9. Une pédagogie de l’activité pour réaliser de nouvelles intentions pédagogiques ?

Le modèle développé par Engeström est une description d’une unité minimale permettant à la fois le déploiement et l’analyse d’une activité humaine qui aurait un sens. Ce modèle suggère donc une organisation.

Cette organisation est-elle pédagogiquement fondée ? Elle le sera si elle correspond à un approfondissement des conditions sociales de l’apprentissage. C’est en effet de cela qu’il s’agit : les interactions sociales sont à l’origine des apprentissages scolaires, même si elles se résument quelquefois à un contact entre un professeur et des élèves. L’école regroupe des élèves. Dans la plupart des cas, on considère que leur nombre et leurs différences sont des problèmes qu’il faut surmonter avant d’enseigner, ou qu’il faut enseigner en dépit du nombre et de l’hétérogénéité.

On peut maintenant imaginer une autre approche qui profiterait du nombre des élèves et de leurs différences pour construire une organisation sociale qui pendrait en charge certains aspects de l’apprentissage. Une classe traditionnelle n’est pas organisée socialement. Elle est organisée par des conditions matérielles (murs, tables, bureaux, tableaux, laboratoire, etc) ce qui contraint l’enseignant à intervenir souvent et directement pour gérer la classe et l’enseignement. Dans ce cadre, le changement est difficile. Par contre, si l’on parvient à constituer une organisation sociale qui prendrait en charge certains aspects de l’apprentissage, c’est en agissant sur les paramètres de cette organisation que l’on pourrait réaliser certaines intentions pédagogiques. Il faut pour cela que l’organisation projetée constitue bien un environnement dans lequel des élèves apprennent, c’est-à-dire qu’action et connaissance se retrouveraient liées.
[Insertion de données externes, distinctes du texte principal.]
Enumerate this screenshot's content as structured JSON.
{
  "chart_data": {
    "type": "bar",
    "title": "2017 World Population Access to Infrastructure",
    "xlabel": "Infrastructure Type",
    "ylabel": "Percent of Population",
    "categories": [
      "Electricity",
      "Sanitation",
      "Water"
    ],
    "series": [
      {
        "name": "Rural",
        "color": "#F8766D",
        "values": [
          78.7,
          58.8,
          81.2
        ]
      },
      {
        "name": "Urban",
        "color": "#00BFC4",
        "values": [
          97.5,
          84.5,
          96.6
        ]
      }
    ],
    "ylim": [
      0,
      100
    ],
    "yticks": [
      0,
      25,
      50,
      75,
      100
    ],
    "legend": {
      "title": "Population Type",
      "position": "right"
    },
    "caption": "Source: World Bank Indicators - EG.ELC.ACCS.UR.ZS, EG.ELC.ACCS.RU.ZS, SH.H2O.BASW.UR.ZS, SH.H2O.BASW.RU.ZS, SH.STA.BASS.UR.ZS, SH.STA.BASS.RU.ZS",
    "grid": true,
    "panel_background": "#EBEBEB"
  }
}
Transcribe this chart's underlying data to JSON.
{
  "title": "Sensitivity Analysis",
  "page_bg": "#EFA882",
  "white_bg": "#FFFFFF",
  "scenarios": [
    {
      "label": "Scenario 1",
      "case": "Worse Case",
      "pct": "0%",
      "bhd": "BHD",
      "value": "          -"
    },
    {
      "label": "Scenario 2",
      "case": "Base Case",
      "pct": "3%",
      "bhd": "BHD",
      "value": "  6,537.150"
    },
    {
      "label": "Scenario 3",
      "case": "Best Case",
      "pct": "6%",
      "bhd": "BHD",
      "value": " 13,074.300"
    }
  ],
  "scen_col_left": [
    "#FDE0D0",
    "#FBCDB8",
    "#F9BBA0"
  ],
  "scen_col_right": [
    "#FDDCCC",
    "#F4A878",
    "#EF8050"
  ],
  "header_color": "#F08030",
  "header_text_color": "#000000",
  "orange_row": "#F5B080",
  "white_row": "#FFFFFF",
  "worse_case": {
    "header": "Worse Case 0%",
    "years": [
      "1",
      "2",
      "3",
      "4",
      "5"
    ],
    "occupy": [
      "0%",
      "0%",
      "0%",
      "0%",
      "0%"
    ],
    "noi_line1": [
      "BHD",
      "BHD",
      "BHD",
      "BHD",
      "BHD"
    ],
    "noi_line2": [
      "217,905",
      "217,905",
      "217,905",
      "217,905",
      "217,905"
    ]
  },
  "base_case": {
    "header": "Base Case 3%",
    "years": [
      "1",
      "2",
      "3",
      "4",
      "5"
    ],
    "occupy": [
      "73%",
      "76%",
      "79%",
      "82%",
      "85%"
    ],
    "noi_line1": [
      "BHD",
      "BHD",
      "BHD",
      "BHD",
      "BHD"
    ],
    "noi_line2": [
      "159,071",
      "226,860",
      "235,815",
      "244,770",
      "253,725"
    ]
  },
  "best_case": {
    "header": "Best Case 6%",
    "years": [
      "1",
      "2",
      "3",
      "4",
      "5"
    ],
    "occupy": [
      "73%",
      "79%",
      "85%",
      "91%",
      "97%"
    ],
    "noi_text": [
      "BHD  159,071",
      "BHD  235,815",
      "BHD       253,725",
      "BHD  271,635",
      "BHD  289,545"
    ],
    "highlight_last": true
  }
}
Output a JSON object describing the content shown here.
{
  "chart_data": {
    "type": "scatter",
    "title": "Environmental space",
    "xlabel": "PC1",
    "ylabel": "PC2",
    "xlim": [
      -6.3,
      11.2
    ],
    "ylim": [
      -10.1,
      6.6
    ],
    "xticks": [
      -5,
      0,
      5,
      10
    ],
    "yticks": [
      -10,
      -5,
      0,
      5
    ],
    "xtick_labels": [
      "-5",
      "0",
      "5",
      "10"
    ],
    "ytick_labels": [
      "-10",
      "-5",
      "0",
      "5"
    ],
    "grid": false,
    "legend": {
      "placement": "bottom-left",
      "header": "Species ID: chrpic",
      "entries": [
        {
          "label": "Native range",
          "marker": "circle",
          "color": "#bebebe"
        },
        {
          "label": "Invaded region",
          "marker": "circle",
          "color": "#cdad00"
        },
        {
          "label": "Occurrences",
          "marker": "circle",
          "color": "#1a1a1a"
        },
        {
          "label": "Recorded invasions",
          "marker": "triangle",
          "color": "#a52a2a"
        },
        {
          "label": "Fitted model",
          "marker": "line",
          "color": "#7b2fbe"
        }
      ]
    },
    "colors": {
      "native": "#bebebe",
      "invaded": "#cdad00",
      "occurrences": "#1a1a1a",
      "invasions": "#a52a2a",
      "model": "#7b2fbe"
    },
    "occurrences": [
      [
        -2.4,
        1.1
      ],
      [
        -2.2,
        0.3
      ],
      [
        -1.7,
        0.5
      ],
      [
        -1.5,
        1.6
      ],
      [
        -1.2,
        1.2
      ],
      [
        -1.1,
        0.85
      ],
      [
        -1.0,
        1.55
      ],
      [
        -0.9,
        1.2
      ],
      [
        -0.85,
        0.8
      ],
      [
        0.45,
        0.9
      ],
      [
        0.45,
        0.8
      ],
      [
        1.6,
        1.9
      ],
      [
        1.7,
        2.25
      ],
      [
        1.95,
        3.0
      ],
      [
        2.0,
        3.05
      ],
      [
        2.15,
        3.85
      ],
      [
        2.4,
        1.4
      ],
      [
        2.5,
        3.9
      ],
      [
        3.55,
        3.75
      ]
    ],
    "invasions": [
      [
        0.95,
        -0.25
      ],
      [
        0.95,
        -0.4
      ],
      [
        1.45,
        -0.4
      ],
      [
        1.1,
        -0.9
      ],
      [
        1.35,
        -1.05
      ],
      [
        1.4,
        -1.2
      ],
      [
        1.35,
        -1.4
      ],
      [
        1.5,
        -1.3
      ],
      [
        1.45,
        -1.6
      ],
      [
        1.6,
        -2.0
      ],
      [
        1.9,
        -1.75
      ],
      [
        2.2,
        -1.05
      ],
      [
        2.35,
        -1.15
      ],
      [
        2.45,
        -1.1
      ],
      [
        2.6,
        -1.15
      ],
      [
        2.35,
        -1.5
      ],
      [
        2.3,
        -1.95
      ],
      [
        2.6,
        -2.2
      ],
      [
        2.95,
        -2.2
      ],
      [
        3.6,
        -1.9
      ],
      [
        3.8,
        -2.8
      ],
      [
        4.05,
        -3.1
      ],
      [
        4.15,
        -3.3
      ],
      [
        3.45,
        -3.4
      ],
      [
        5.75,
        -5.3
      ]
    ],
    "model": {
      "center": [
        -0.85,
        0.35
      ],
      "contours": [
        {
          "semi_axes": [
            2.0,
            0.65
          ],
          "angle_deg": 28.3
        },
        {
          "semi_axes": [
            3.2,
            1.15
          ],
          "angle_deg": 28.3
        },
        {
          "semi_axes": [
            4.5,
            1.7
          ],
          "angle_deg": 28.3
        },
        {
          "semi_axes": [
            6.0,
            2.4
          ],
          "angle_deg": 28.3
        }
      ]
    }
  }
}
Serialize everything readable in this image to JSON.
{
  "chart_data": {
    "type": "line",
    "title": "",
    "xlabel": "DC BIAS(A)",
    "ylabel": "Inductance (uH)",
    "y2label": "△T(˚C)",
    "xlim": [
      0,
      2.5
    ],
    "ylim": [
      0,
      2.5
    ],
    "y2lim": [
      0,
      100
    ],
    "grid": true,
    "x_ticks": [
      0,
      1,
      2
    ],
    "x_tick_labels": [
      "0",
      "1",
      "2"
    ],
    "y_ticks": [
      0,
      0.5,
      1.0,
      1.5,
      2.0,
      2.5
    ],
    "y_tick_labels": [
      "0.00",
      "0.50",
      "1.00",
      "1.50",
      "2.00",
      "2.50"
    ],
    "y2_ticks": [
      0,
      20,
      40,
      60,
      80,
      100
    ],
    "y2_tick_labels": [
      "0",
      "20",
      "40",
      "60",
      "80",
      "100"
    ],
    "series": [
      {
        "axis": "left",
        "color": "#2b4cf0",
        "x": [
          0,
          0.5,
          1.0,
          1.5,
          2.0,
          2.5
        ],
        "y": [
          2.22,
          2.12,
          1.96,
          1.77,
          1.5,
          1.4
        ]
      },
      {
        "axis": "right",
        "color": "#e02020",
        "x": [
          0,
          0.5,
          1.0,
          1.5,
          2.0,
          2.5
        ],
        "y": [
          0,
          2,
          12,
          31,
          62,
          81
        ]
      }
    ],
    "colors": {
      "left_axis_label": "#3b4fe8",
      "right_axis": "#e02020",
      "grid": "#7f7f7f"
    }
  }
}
Engeström est l’héritier, entre autres, de Vygotski, de Leontiev et de Luria : le premier a montré l’importance de la zone proximale de développement, pour analyser les capacités d’un élève et surtout les moyens d’induire le développement Il a montré que les outils et les instruments peuvent non seulement permettre de transformer l’environnement, mais aussi et en même temps, de « construire l’esprit », comme le langage, en parlant aux autres, parle aussi à soi-même. Ces outils peuvent êtres purement matériels, mais aussi psychologiques ou de gestion mentale, c’est-à-dire qu’ils structurent une démarche mentale, permettent l’acquisition de savoirs, de connaissances, de concepts. Cela est possible à travers l’acquisition de schèmes et par le développement du langage intérieur. La médiation, médiation par l’outil, médiation par l’autre, que ce soit un pair, un enseignant, ou tout autre intervenant, facilite le voyage dans la zone proximale de développement. Le triangle d’Engeström offre plusieurs possibilités de médiation, différentes dans leur nature et leurs fonctions, mais, semble-t-il, complémentaires.

Tout ceci exige que l’apprentissage se situe dans un cadre assez riche et l’activité semble offrir un cadre minimum. La structure proposée par Engeström constitue une tentative d’organisation sociale à la fois naturelle et minimum pour que les interactions sociales favorables à l’apprentissage puissent se développer.

L’expansion de l’activité peut offrir un moyen de provoquer des apprentissages de nouveaux concepts, de nouveaux comportements et de faire évoluer les pratiques sociales des acteurs.

La théorie de l’activité n’est pas simplement une description de l’activité humaine, ce n’est pas non plus seulement une proposition d’organisation sociale de l’apprentissage, mais c’est aussi un ensemble de moyens correspondant à un approfondissement de la réflexion sur l’apprentissage vu en relation étroite avec une organisation sociale. Quand cette organisation sociale n’existe pas comme c’est le cas dans une classe, il reste à tenter de la reconstituer. La théorie de l’activité semblerait nous donner des moyens pour le faire. Elle semblerait donc offrir des possibilités nouvelles quant aux liens entre intention pédagogique et réalisation pédagogique.

C’est l’hypothèse sur laquelle nous allons fonder notre travail : les principes sous-jacents à la théorie de l’activité peuvent servir de support à une organisation sociale de la classe fournissant un ensemble de paramètres permettant de réaliser une intention pédagogique, telle que nous en avons donné une définition.

Nous appellerons « pédagogie de l’activité » une tentative de concrétisation de la théorie de l’activité dans le domaine scolaire.

Alors, une première question s’impose : une pédagogie de l’activité est-elle possible ? Pour répondre à cette question, il reste à faire une tentative de réalisation en mettant en évidence une démarche et les contraintes qui pourraient conduire à sa mise en place. Il faudra vérifier qu’il s’agit bien d’une « pédagogie de l’activité » et décrire les paramètres qui permettraient de réaliser une intention pédagogique.